Jetzt, im 2. Teil, kümmern wir uns um das Handwerkszeug, das der Journalist für die Recherche braucht:
Inhalt
Nachschlagewerke
Als Ausgangspunkt für die Recherche leisten Nachschlagewerke gute Dienste.
Dabei kann es sich zum Beispiel handeln um:
- Lexika
- Almanache und Atlanten
- Fachbücher
- Gesetzesbücher, Verfassungen, Gemeindeordnungen und Satzungen
- Statistische Jahrbücher
- Biografien
- Zitatsammlungen
Viele solcher Werke gibt es in öffentlichen Bibliotheken. Daneben haben Zeitungen, Universitäten und auch Gemeinden oft Archive, in denen der Journalist recherchieren kann.
Telefon
Das Telefon ist ein unverzichtbares Arbeitsinstrument für den Journalisten. Es kommt regelmäßig vor, dass er Gott und die Welt anrufen und sich vom Sekretariat über den Pressesprecher bis zum Abteilungsleiter oder Referenten und wieder zurück verbinden lassen muss.
Auch wenn das viel Zeit und Geduld kosten kann, ist wichtig, dass der Journalist immer freundlich bleibt und nicht aufgibt, bis er sein Ziel erreicht hat.

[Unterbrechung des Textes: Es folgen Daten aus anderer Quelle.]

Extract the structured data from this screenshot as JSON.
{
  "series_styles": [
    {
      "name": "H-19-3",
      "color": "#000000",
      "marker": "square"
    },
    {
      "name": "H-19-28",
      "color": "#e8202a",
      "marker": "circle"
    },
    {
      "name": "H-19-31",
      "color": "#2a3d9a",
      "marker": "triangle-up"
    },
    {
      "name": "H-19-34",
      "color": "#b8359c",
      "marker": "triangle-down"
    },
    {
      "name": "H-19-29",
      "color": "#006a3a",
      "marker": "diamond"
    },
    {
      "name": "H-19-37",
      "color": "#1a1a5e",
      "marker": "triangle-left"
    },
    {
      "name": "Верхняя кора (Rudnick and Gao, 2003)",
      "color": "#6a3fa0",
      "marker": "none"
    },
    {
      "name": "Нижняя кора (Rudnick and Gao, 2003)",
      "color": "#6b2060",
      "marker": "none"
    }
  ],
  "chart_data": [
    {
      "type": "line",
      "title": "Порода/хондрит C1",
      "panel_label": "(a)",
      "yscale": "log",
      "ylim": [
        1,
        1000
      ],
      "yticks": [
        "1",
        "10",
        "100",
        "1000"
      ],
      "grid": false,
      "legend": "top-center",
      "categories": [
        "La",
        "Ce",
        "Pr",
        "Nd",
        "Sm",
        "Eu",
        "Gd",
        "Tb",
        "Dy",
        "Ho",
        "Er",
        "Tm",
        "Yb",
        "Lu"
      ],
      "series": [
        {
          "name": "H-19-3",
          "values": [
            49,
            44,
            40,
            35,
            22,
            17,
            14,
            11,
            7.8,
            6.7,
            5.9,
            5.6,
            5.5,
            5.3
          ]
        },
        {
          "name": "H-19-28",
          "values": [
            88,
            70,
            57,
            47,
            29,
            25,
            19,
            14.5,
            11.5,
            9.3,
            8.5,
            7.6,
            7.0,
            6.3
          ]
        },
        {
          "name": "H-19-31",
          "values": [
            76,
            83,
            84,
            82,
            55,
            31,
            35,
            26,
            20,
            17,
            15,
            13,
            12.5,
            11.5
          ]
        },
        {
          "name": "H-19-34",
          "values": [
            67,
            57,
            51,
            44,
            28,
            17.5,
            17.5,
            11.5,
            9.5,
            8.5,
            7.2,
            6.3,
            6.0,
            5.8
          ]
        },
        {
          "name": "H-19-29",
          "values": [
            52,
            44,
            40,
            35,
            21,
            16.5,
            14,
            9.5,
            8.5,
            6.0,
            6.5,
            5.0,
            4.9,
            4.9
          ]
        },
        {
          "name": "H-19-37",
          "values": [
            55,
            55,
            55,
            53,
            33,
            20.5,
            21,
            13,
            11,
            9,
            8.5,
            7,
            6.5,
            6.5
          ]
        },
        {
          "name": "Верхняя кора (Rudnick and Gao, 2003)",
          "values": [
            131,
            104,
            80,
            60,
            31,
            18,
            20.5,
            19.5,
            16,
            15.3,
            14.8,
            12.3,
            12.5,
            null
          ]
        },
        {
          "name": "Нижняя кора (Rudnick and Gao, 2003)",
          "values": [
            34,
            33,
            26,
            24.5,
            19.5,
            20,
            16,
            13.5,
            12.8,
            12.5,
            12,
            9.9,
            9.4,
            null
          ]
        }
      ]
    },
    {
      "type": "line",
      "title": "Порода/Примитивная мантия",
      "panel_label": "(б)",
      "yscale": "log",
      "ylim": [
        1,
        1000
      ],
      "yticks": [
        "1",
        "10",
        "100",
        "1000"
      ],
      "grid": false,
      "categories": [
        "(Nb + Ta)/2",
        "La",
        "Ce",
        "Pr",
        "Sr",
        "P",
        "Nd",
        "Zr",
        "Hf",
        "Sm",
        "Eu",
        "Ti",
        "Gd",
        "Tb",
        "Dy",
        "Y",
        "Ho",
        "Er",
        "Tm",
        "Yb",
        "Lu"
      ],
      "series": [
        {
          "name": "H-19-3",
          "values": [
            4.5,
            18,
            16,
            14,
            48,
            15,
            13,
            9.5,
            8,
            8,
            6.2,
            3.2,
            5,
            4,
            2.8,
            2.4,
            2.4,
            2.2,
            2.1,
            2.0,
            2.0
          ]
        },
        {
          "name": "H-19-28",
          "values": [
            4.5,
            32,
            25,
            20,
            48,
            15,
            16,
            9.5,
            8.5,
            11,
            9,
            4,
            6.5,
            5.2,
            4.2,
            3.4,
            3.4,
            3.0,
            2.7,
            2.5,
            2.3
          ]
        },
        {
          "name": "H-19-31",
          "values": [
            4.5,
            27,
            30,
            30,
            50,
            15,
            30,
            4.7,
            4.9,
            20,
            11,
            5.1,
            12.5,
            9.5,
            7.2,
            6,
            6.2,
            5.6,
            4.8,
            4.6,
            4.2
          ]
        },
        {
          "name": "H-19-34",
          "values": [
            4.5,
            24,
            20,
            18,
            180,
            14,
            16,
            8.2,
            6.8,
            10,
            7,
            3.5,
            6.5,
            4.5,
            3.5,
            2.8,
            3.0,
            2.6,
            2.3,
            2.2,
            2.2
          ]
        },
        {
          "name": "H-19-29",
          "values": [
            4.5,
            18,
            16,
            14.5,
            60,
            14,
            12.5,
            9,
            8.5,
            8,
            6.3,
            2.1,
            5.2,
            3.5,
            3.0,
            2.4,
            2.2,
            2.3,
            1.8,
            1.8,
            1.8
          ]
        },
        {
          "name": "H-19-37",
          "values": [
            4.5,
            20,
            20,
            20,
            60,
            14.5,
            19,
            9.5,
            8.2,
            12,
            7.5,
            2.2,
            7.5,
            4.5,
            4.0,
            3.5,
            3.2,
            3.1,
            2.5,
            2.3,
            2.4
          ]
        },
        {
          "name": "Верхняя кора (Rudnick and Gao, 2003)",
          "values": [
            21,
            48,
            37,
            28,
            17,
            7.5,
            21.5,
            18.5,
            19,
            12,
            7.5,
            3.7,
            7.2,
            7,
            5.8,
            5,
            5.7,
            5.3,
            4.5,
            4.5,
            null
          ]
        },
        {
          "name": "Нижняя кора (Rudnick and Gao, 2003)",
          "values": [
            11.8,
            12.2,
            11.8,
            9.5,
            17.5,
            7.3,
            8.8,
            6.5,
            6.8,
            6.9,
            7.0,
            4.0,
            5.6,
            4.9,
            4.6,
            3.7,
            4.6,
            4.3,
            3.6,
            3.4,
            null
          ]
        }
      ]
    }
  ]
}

Bei Behörden und in vielen Unternehmen darf nur die Pressestelle Auskunft geben. Sie leitet den Journalisten dann eventuell zu einem Ansprechpartner im Hause weiter.
Möchte der Journalist eher Brisantes überprüfen und befürchtet er, die Pressestelle könnte blockieren, kann er versuchen, die jeweilige Abteilung direkt zu erreichen.
Das aber voraus, dass er weiß, wer für den Sachverhalt zuständig ist.
Internet
Es dürfte kein Thema geben, zu dem sich im Internet nicht irgendwelche Informationen finden. Viele Daten und Angaben können sehr nützlich sein und den Journalisten auf den richtigen Weg führen.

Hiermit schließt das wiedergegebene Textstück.